Bell peppers made this list because they are incredibly high in Vitamin C, an important antioxidant that promotes cell and tissue repair and enhances the immune system. Vitamin C supports circulation, which is very important for hair growth and keeping your its vibrant. If you have enough Vitamin C, you will have strong, healthy hair that doesn't split — as well as rockin’ color.
You’re probably wondering how blueberries can possibly help your skin? The low-key berries are packed with antioxidants, which aid in preventing signs of aging. Many of the vitamins in them can reduce acne because they may help regulate or neutralize the oil levels in your skin. Pretty cool, right?
Another great memory I have from my childhood is visiting the stables to learn about horses and take riding lessons. But that’s not the only thing that was at the stables. While on a trail ride one day when I was 8 years old, I came across loads of raspberry bushes! This just gave me cause to pick and eat tons of these tart little fruits, and my love of raspberries was born! Little did I know I was actually helping my skin be healthy.
My dad and I have always loved cantaloupes. These melons are about the only sweet thing I enjoy eating. I guess you can say they’re kind of like my version of candy — only healthier! My favorite way to enjoy cantaloupe is to simply cut it into chunks, throw on some salt, grab a fork and chow down! But you can enjoy it many ways, like in a smoothie!
Cantaloupe is also very good for your skin, because it contains Vitamin A, which helps all bodily tissues grow and stay properly hydrated. If you have dry skin, you are probably lacking Vitamin A in your diet.

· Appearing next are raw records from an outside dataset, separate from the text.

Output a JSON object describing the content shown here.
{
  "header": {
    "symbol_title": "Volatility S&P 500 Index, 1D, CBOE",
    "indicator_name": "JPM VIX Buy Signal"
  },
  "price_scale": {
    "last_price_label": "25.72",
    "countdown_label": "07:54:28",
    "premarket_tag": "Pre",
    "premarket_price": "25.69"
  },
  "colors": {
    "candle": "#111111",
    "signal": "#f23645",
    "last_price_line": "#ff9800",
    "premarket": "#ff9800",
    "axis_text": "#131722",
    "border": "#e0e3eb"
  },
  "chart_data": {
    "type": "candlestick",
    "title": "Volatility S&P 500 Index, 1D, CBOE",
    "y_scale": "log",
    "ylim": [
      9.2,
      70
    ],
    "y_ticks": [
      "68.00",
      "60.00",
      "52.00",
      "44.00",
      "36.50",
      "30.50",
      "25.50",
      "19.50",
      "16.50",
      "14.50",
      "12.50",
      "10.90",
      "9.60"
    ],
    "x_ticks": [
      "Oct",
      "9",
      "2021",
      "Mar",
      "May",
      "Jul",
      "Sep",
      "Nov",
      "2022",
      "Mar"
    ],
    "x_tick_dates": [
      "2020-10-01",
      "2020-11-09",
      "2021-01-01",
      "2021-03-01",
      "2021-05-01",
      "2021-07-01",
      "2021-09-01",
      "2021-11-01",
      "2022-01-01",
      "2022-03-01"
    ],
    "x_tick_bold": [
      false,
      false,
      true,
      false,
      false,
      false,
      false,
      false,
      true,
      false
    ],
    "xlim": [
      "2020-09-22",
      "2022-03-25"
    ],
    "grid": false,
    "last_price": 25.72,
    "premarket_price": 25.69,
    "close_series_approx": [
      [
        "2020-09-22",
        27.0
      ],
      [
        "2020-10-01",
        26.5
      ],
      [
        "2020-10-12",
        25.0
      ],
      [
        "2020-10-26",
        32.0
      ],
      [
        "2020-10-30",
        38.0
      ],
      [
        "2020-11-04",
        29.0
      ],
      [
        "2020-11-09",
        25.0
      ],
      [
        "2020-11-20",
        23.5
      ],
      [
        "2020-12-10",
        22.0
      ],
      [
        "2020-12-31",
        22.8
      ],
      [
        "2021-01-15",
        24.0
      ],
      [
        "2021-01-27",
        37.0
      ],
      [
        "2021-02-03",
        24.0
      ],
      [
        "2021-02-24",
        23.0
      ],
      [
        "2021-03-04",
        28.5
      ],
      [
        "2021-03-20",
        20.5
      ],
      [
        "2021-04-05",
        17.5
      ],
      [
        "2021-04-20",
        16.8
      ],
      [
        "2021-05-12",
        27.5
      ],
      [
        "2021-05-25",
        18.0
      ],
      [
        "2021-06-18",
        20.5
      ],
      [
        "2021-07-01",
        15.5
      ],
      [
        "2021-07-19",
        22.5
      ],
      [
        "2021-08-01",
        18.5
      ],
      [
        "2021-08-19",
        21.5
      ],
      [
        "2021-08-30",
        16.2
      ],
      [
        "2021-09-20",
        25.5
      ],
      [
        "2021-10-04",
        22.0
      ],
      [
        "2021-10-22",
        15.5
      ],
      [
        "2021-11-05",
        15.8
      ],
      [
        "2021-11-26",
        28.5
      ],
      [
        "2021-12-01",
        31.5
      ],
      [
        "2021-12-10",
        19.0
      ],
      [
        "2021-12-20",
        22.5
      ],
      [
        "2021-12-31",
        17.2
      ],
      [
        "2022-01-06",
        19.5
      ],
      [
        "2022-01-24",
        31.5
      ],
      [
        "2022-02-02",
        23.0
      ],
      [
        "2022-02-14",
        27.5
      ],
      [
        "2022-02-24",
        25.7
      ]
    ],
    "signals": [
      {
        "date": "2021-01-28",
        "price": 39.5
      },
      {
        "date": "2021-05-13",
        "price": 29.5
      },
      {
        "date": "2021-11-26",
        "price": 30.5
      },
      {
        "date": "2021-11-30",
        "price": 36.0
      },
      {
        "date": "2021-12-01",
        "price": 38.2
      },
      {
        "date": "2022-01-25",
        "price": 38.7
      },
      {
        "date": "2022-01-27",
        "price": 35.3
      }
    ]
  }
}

One of my favorite cartoon characters growing up was Bugs Bunny, so naturally that’s how my mum would get me to eat these tasty veggies — and they became a fast favorite! I find them to be very good dipped in Truvia or peanut butter! You can also step it up a notch and serve them as a side dish for your next dinner.
Not only are carrots good for your skin due to their high Vitamin A content but for tons of other reasons. They're full of beta-carotene, too, so due to carrot’s double whammy of Vitamin A and beta-carotene, they can help with some skin disorders, such as chronic eczema.
What can adding avocados to your diet do for your skin? Avocado contains biotin, a complex-B vitamin necessary for skin health. Without complex-B vitamins — or more specifically biotin — your skin can become scaly and rashy. Avocados are also full of poly and monounsaturated fatty acids. Both are good for your skin: Monounsaturated fatty acids keep the top layer of your skin moist, so it will be soft and healthy looking; and polyunsaturated fats can protect skin from things such as inflammation. Avocados are packed with antioxidants, which help protect and fight against harmful free radicals that can damage your skin.